Born in Brno, Czech Republic, Woody Vasulka studied film in Prague. He made several documentaries before relocating to the United States in 1965 with his wife Steina. He then worked as editor on a number of film projects, and experimented with electronic sound and strobe light. In 1969, dissatisfied with film, he started using video.
Jacques Perron © 2000 FDL
With Steina, he worked to explore the nature of electronic image and sound, and directed several documentaries on the New York City avant-garde, and more specifically the theatre, dance and music produced at that time. In 1974, the Vasulkas moved to Buffalo where they taught at the Center for Media Studies at the State University of New York (SUNY). Working independently during that period, Woody became interested in the way the Rutt/Etra Scan Processor could modulate a video signal; in 1976, he and Jeffrey Schier created the Digital Image Articulator. In 1980, he left his teaching post and continued research into what he called "a new epistemological space."

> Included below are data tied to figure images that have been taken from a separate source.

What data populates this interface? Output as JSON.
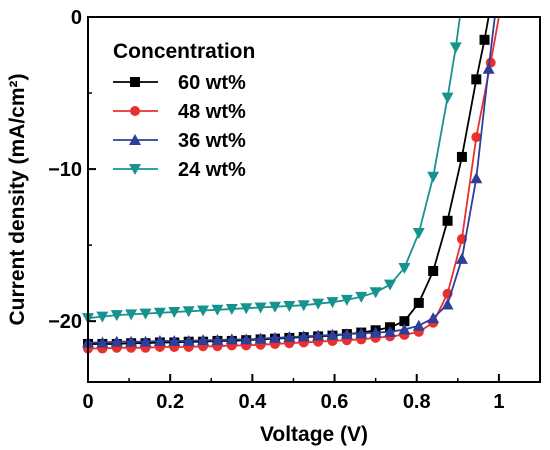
{
  "chart_data": {
    "type": "line",
    "xlabel": "Voltage (V)",
    "ylabel": "Current density (mA/cm²)",
    "xlim": [
      0,
      1.1
    ],
    "ylim": [
      -24,
      0
    ],
    "x_ticks": [
      0,
      0.2,
      0.4,
      0.6,
      0.8,
      1
    ],
    "x_tick_labels": [
      "0",
      "0.2",
      "0.4",
      "0.6",
      "0.8",
      "1"
    ],
    "y_ticks": [
      0,
      -10,
      -20
    ],
    "y_tick_labels": [
      "0",
      "−10",
      "−20"
    ],
    "grid": false,
    "legend": {
      "title": "Concentration",
      "position": "top-left"
    },
    "series": [
      {
        "name": "60 wt%",
        "color": "#000000",
        "marker": "square",
        "x": [
          0,
          0.035,
          0.07,
          0.105,
          0.14,
          0.175,
          0.21,
          0.245,
          0.28,
          0.315,
          0.35,
          0.385,
          0.42,
          0.455,
          0.49,
          0.525,
          0.56,
          0.595,
          0.63,
          0.665,
          0.7,
          0.735,
          0.77,
          0.805,
          0.84,
          0.875,
          0.91,
          0.945,
          0.965,
          0.975
        ],
        "y": [
          -21.5,
          -21.5,
          -21.5,
          -21.45,
          -21.45,
          -21.4,
          -21.4,
          -21.35,
          -21.35,
          -21.3,
          -21.3,
          -21.25,
          -21.2,
          -21.15,
          -21.1,
          -21.05,
          -21.0,
          -20.95,
          -20.85,
          -20.75,
          -20.6,
          -20.4,
          -20.0,
          -18.8,
          -16.7,
          -13.4,
          -9.2,
          -4.1,
          -1.5,
          0
        ]
      },
      {
        "name": "48 wt%",
        "color": "#e8312f",
        "marker": "circle",
        "x": [
          0,
          0.035,
          0.07,
          0.105,
          0.14,
          0.175,
          0.21,
          0.245,
          0.28,
          0.315,
          0.35,
          0.385,
          0.42,
          0.455,
          0.49,
          0.525,
          0.56,
          0.595,
          0.63,
          0.665,
          0.7,
          0.735,
          0.77,
          0.805,
          0.84,
          0.875,
          0.91,
          0.945,
          0.98,
          1.0
        ],
        "y": [
          -21.8,
          -21.8,
          -21.75,
          -21.75,
          -21.75,
          -21.7,
          -21.7,
          -21.7,
          -21.65,
          -21.65,
          -21.6,
          -21.6,
          -21.55,
          -21.5,
          -21.45,
          -21.4,
          -21.35,
          -21.3,
          -21.25,
          -21.2,
          -21.1,
          -21.0,
          -20.9,
          -20.7,
          -20.1,
          -18.2,
          -14.6,
          -7.9,
          -3.0,
          0
        ]
      },
      {
        "name": "36 wt%",
        "color": "#2e3f9a",
        "marker": "triangle-up",
        "x": [
          0,
          0.035,
          0.07,
          0.105,
          0.14,
          0.175,
          0.21,
          0.245,
          0.28,
          0.315,
          0.35,
          0.385,
          0.42,
          0.455,
          0.49,
          0.525,
          0.56,
          0.595,
          0.63,
          0.665,
          0.7,
          0.735,
          0.77,
          0.805,
          0.84,
          0.875,
          0.91,
          0.945,
          0.975,
          0.99
        ],
        "y": [
          -21.4,
          -21.4,
          -21.35,
          -21.35,
          -21.35,
          -21.3,
          -21.3,
          -21.3,
          -21.25,
          -21.25,
          -21.2,
          -21.2,
          -21.15,
          -21.1,
          -21.05,
          -21.0,
          -20.95,
          -20.9,
          -20.85,
          -20.8,
          -20.75,
          -20.7,
          -20.55,
          -20.3,
          -19.8,
          -18.9,
          -15.9,
          -10.6,
          -3.4,
          0
        ]
      },
      {
        "name": "24 wt%",
        "color": "#16938e",
        "marker": "triangle-down",
        "x": [
          0,
          0.035,
          0.07,
          0.105,
          0.14,
          0.175,
          0.21,
          0.245,
          0.28,
          0.315,
          0.35,
          0.385,
          0.42,
          0.455,
          0.49,
          0.525,
          0.56,
          0.595,
          0.63,
          0.665,
          0.7,
          0.735,
          0.77,
          0.805,
          0.84,
          0.875,
          0.895,
          0.905
        ],
        "y": [
          -19.8,
          -19.7,
          -19.6,
          -19.55,
          -19.5,
          -19.45,
          -19.4,
          -19.35,
          -19.3,
          -19.25,
          -19.2,
          -19.15,
          -19.1,
          -19.05,
          -19.0,
          -18.95,
          -18.85,
          -18.75,
          -18.6,
          -18.4,
          -18.1,
          -17.6,
          -16.5,
          -14.2,
          -10.5,
          -5.3,
          -2.0,
          0
        ]
      }
    ]
  }
}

Among his recent installations is The Brotherhood: Table I-VI, a complex work whose theme is the dilemma of masculine identity, but that acts as well as a reflection on the link between male violence and technology. Examining the relationship between sexuality and war, the artist casts an ironic look at man's self-destructive tendencies. Finally, using new media tools, Woody Vasulka sets forth a critique of the dramatic space of traditional film and theatre, while exploring new forms of narration. Among his many prizes and awards are an honorary doctorate conferred by the San Francisco Arts Institute in 1998 to both Woody and Steina, and the National Association of Media and Culture's award to both artists honouring their exceptional contribution to the field of media arts.